The agreement, ratified Sunday by the DeKalb Classroom Teachers’ Association and Tuesday by the District 428 board, will freeze teachers’ salaries for this school year, then award them annual raises which, in most cases, will provide a 1.1 percent pay scale increase and a 2.12 percent “step” increase in 2014-15, and the step increase along with a 1.25 percent pay scale increase in 2015-16.
It looks as though both sides compromised on the salary issues, although the district was forced to relent on a request for teachers to work for 45 minutes before and after classes are in session – a standard practice in several other districts in this area.
As we said before the contract deal was reached, a strike would have been a failure by both sides and would have been detrimental to students, teachers and the community at large. If the day comes when teachers’ strikes are banned, it will be a good one for Illinois.

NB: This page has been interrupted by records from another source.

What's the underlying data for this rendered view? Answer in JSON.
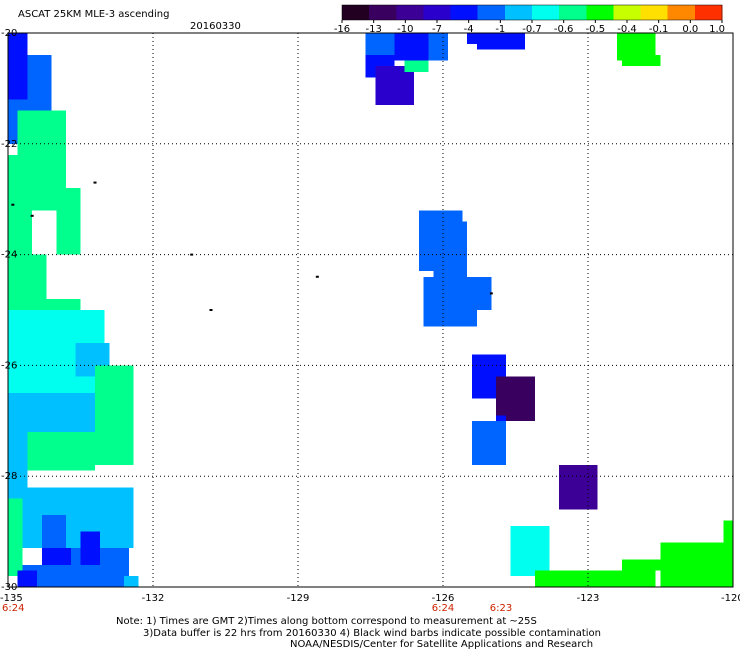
{
  "chart_data": {
    "type": "heatmap",
    "title": "ASCAT 25KM MLE-3 ascending",
    "date": "20160330",
    "xlim": [
      -135,
      -120
    ],
    "ylim": [
      -30,
      -20
    ],
    "x_tick_labels": [
      "-135",
      "-132",
      "-129",
      "-126",
      "-123",
      "-120"
    ],
    "y_tick_labels": [
      "-20",
      "-22",
      "-24",
      "-26",
      "-28",
      "-30"
    ],
    "time_labels": [
      {
        "lon": -135,
        "text": "6:24"
      },
      {
        "lon": -126,
        "text": "6:24"
      },
      {
        "lon": -124.8,
        "text": "6:23"
      }
    ],
    "colorbar": {
      "labels": [
        "-16",
        "-13",
        "-10",
        "-7",
        "-4",
        "-1",
        "-0.7",
        "-0.6",
        "-0.5",
        "-0.4",
        "-0.1",
        "0.0",
        "1.0"
      ],
      "colors": [
        "#220022",
        "#3a0060",
        "#3c0096",
        "#2a00cc",
        "#0010ff",
        "#0064ff",
        "#00c0ff",
        "#00ffee",
        "#00ff8c",
        "#00ff00",
        "#c8ff00",
        "#ffe000",
        "#ff8800",
        "#ff3000"
      ]
    },
    "grid": true,
    "cells": [
      {
        "lon0": -135,
        "lon1": -134.6,
        "lat0": -21.2,
        "lat1": -20,
        "level": 4
      },
      {
        "lon0": -134.6,
        "lon1": -134.1,
        "lat0": -21.0,
        "lat1": -20.4,
        "level": 5
      },
      {
        "lon0": -134.6,
        "lon1": -134.1,
        "lat0": -21.2,
        "lat1": -21.0,
        "level": 5
      },
      {
        "lon0": -135,
        "lon1": -134.6,
        "lat0": -22.0,
        "lat1": -21.2,
        "level": 5
      },
      {
        "lon0": -134.6,
        "lon1": -134.1,
        "lat0": -22.0,
        "lat1": -21.2,
        "level": 5
      },
      {
        "lon0": -134.8,
        "lon1": -133.8,
        "lat0": -22.2,
        "lat1": -21.4,
        "level": 8
      },
      {
        "lon0": -135,
        "lon1": -133.8,
        "lat0": -23.2,
        "lat1": -22.2,
        "level": 8
      },
      {
        "lon0": -135,
        "lon1": -134.5,
        "lat0": -24.0,
        "lat1": -23.2,
        "level": 8
      },
      {
        "lon0": -134.0,
        "lon1": -133.5,
        "lat0": -24.0,
        "lat1": -22.8,
        "level": 8
      },
      {
        "lon0": -135,
        "lon1": -134.2,
        "lat0": -25.0,
        "lat1": -24.0,
        "level": 8
      },
      {
        "lon0": -134.2,
        "lon1": -133.5,
        "lat0": -25.6,
        "lat1": -24.8,
        "level": 8
      },
      {
        "lon0": -135,
        "lon1": -133.0,
        "lat0": -26.5,
        "lat1": -25.0,
        "level": 7
      },
      {
        "lon0": -133.6,
        "lon1": -132.9,
        "lat0": -26.2,
        "lat1": -25.6,
        "level": 6
      },
      {
        "lon0": -135,
        "lon1": -133.2,
        "lat0": -27.2,
        "lat1": -26.5,
        "level": 6
      },
      {
        "lon0": -133.2,
        "lon1": -132.4,
        "lat0": -27.8,
        "lat1": -26.0,
        "level": 8
      },
      {
        "lon0": -134.6,
        "lon1": -133.2,
        "lat0": -27.9,
        "lat1": -27.2,
        "level": 8
      },
      {
        "lon0": -135,
        "lon1": -134.6,
        "lat0": -28.2,
        "lat1": -27.0,
        "level": 6
      },
      {
        "lon0": -135,
        "lon1": -132.4,
        "lat0": -28.7,
        "lat1": -28.2,
        "level": 6
      },
      {
        "lon0": -135,
        "lon1": -134.3,
        "lat0": -29.3,
        "lat1": -28.7,
        "level": 6
      },
      {
        "lon0": -134.3,
        "lon1": -133.8,
        "lat0": -29.4,
        "lat1": -28.7,
        "level": 5
      },
      {
        "lon0": -133.8,
        "lon1": -132.4,
        "lat0": -29.3,
        "lat1": -28.5,
        "level": 6
      },
      {
        "lon0": -135,
        "lon1": -134.7,
        "lat0": -29.8,
        "lat1": -28.4,
        "level": 8
      },
      {
        "lon0": -134.3,
        "lon1": -133.7,
        "lat0": -29.6,
        "lat1": -29.3,
        "level": 4
      },
      {
        "lon0": -133.7,
        "lon1": -132.5,
        "lat0": -30.0,
        "lat1": -29.3,
        "level": 5
      },
      {
        "lon0": -134.7,
        "lon1": -133.7,
        "lat0": -30.0,
        "lat1": -29.6,
        "level": 5
      },
      {
        "lon0": -133.5,
        "lon1": -133.1,
        "lat0": -29.6,
        "lat1": -29.0,
        "level": 4
      },
      {
        "lon0": -134.8,
        "lon1": -134.4,
        "lat0": -30.0,
        "lat1": -29.7,
        "level": 4
      },
      {
        "lon0": -132.6,
        "lon1": -132.3,
        "lat0": -30.0,
        "lat1": -29.8,
        "level": 6
      },
      {
        "lon0": -127.6,
        "lon1": -126.3,
        "lat0": -20.4,
        "lat1": -20.0,
        "level": 5
      },
      {
        "lon0": -127.6,
        "lon1": -127.0,
        "lat0": -20.8,
        "lat1": -20.4,
        "level": 4
      },
      {
        "lon0": -127.0,
        "lon1": -126.3,
        "lat0": -20.5,
        "lat1": -20.0,
        "level": 4
      },
      {
        "lon0": -127.4,
        "lon1": -126.6,
        "lat0": -21.3,
        "lat1": -20.6,
        "level": 3
      },
      {
        "lon0": -126.8,
        "lon1": -126.3,
        "lat0": -20.7,
        "lat1": -20.5,
        "level": 8
      },
      {
        "lon0": -126.3,
        "lon1": -125.9,
        "lat0": -20.5,
        "lat1": -20.0,
        "level": 5
      },
      {
        "lon0": -125.5,
        "lon1": -124.3,
        "lat0": -20.2,
        "lat1": -20.0,
        "level": 4
      },
      {
        "lon0": -125.3,
        "lon1": -124.3,
        "lat0": -20.3,
        "lat1": -20.2,
        "level": 4
      },
      {
        "lon0": -122.4,
        "lon1": -121.6,
        "lat0": -20.5,
        "lat1": -20.0,
        "level": 9
      },
      {
        "lon0": -122.3,
        "lon1": -121.5,
        "lat0": -20.6,
        "lat1": -20.4,
        "level": 9
      },
      {
        "lon0": -126.5,
        "lon1": -125.6,
        "lat0": -24.3,
        "lat1": -23.2,
        "level": 5
      },
      {
        "lon0": -126.2,
        "lon1": -125.5,
        "lat0": -24.4,
        "lat1": -23.4,
        "level": 5
      },
      {
        "lon0": -126.4,
        "lon1": -125.3,
        "lat0": -25.3,
        "lat1": -24.4,
        "level": 5
      },
      {
        "lon0": -125.3,
        "lon1": -125.0,
        "lat0": -25.0,
        "lat1": -24.4,
        "level": 5
      },
      {
        "lon0": -125.4,
        "lon1": -124.7,
        "lat0": -26.6,
        "lat1": -25.8,
        "level": 4
      },
      {
        "lon0": -124.9,
        "lon1": -124.1,
        "lat0": -27.0,
        "lat1": -26.2,
        "level": 1
      },
      {
        "lon0": -125.4,
        "lon1": -124.7,
        "lat0": -27.8,
        "lat1": -27.0,
        "level": 5
      },
      {
        "lon0": -124.9,
        "lon1": -124.7,
        "lat0": -27.0,
        "lat1": -26.9,
        "level": 4
      },
      {
        "lon0": -123.6,
        "lon1": -122.8,
        "lat0": -28.6,
        "lat1": -27.8,
        "level": 2
      },
      {
        "lon0": -124.6,
        "lon1": -123.8,
        "lat0": -29.8,
        "lat1": -28.9,
        "level": 7
      },
      {
        "lon0": -124.1,
        "lon1": -121.6,
        "lat0": -30.0,
        "lat1": -29.7,
        "level": 9
      },
      {
        "lon0": -122.3,
        "lon1": -121.5,
        "lat0": -29.7,
        "lat1": -29.5,
        "level": 9
      },
      {
        "lon0": -121.5,
        "lon1": -120.2,
        "lat0": -30.0,
        "lat1": -29.2,
        "level": 9
      },
      {
        "lon0": -120.2,
        "lon1": -120.0,
        "lat0": -30.0,
        "lat1": -28.8,
        "level": 9
      }
    ],
    "contamination_marks": [
      {
        "lon": -133.2,
        "lat": -22.7
      },
      {
        "lon": -134.9,
        "lat": -23.1
      },
      {
        "lon": -134.5,
        "lat": -23.3
      },
      {
        "lon": -131.2,
        "lat": -24.0
      },
      {
        "lon": -128.6,
        "lat": -24.4
      },
      {
        "lon": -130.8,
        "lat": -25.0
      },
      {
        "lon": -125.0,
        "lat": -24.7
      }
    ]
  },
  "notes": {
    "line1": "Note: 1) Times are GMT 2)Times along bottom correspond to measurement at ~25S",
    "line2": "3)Data buffer is 22 hrs from 20160330 4) Black wind barbs indicate possible contamination",
    "line3": "NOAA/NESDIS/Center for Satellite Applications and Research"
  }
}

Now that school board members have some idea of what labor costs will be in the years ahead, their next challenges will be aligning expenses with revenues, and deciding how to use a $21 million construction grant the district was awarded from the state of Illinois in October 2010. District officials have been considering how they will spend the money since early 2011.
One solution that should not be dismissed is to rebate the money to property taxpayers, who agreed to pay higher taxes in a $110 million bond referendum in 2008.
Of course, the district can use the funds however officials want, but using it to cover operating deficits and maintain the status quo hardly seems in keeping with the spirit of such a large construction grant.
District 428, like many others in the area, has been deficit spending, and will do so again this year to the tune of $2.7 million. It’s fair to say that the state of Illinois is not doing enough in supporting local education – the state will provide only 89 percent of the “baseline” it has set for per-student funding this year.
However, given the financial woes our state faces, it would be foolish to presume that will change any time soon.
Crafting a balanced budget is difficult but necessary work. Now that school board members know the cost of teachers’ labor and the hours they are willing to work, they can start considering the necessary, difficult choices.